One case and minimal indications of further transmission may not seem noteworthy, yet the majority of Americans are immune to paralysis due to widespread polio vaccination in the country.

More than 92% of children in the United States have had polio vaccinations by the age of 2, according to the most recent statistics from the U.S. Centers for Disease Control and Prevention.

Poliovirus spreads from the human intestinal tract via the fecal-oral route: a person gets stool germs on their hands, touches something, or shakes hands with another person, and that person puts their contaminated hands in their nose or mouth. Vaccinated people are not at risk if they contract poliovirus. Because of this, young children who are still in diapers are particularly prone to infection.

When poliovirus infects gut cells, it might result in cramping, diarrhea, or constipation, which are all moderate illnesses. However, on rare occasions, the virus can cross the intestinal barrier and enter the bloodstream, where it can then target the motor neurons in the spinal cord, which are the cells that instruct muscles to contract. These cells are destroyed when the virus attacks them, leaving victims paralyzed for the rest of their lives.

According to medical professionals, there are 300 to 1,000 mild infections for every paralytic polio case.

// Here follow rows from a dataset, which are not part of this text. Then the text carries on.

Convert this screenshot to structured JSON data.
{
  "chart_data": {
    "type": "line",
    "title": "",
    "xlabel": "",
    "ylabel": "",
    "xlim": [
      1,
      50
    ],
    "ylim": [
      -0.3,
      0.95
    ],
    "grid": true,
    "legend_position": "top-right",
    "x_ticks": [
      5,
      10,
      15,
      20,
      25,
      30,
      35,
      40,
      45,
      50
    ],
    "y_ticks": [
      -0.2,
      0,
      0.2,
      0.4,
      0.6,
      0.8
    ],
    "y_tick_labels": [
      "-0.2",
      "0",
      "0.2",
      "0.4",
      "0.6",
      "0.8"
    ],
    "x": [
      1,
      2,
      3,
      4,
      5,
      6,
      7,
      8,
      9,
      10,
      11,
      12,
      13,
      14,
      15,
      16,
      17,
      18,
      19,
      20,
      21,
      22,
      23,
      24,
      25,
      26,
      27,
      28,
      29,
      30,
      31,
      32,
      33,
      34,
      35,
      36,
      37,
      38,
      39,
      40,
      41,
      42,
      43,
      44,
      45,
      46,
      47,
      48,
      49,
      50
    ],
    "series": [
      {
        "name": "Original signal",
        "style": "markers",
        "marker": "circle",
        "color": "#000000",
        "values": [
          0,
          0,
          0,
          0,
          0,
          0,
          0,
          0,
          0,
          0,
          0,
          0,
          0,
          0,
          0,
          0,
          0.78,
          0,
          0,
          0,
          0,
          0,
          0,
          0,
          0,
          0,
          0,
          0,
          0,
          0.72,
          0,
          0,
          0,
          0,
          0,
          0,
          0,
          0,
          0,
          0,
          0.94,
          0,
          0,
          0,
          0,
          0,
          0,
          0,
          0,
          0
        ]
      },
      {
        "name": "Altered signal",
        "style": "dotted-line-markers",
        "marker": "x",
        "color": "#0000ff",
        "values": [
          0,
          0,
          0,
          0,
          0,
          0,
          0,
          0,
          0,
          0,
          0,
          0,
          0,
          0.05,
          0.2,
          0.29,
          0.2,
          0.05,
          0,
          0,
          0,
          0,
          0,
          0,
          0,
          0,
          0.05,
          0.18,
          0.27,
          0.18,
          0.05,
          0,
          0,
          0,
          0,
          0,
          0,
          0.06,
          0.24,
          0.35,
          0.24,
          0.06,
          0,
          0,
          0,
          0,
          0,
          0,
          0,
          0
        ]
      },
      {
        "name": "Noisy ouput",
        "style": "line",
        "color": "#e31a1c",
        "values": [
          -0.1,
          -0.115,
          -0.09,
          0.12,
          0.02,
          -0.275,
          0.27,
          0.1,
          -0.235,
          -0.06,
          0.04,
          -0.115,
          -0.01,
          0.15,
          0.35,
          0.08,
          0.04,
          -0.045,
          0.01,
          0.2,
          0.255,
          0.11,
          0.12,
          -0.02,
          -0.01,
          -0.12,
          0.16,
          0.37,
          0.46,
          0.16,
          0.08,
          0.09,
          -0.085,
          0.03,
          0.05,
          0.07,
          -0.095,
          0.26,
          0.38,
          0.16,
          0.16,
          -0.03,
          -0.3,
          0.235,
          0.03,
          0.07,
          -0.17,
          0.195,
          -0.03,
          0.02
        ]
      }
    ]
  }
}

Until the year 2000, Americans were immunized against polio with two types of vaccines: vaccine drops, sometimes given on sugar cubes, made with live, weakened poliovirus, and an injected vaccine made with killed polio virus.

There are several key differences between the vaccines, but one major difference is that the oral vaccine induces mucosal immunity, which means that if a vaccinated person comes into contact with poliovirus again, it will not be able to replicate in their gut and will not be passed on to someone else. However, there is a disadvantage to using the oral vaccine. The main disadvantage of the oral polio vaccine is that you shed it.

The weakened virus in the oral vaccine can escape the gut and cause paralysis very rarely, about once every 3 million doses. The weakened virus can also be shed in the stool, and on rare occasions, it will mutate and revert to a form of the virus that can cause paralysis, especially if the virus is spread in areas with poor sanitation and low vaccination rates.

The vaccine, which is administered intravenously and makes use of the dead virus, is immutable. The injectable vaccine is even safer than the relatively safe oral vaccine.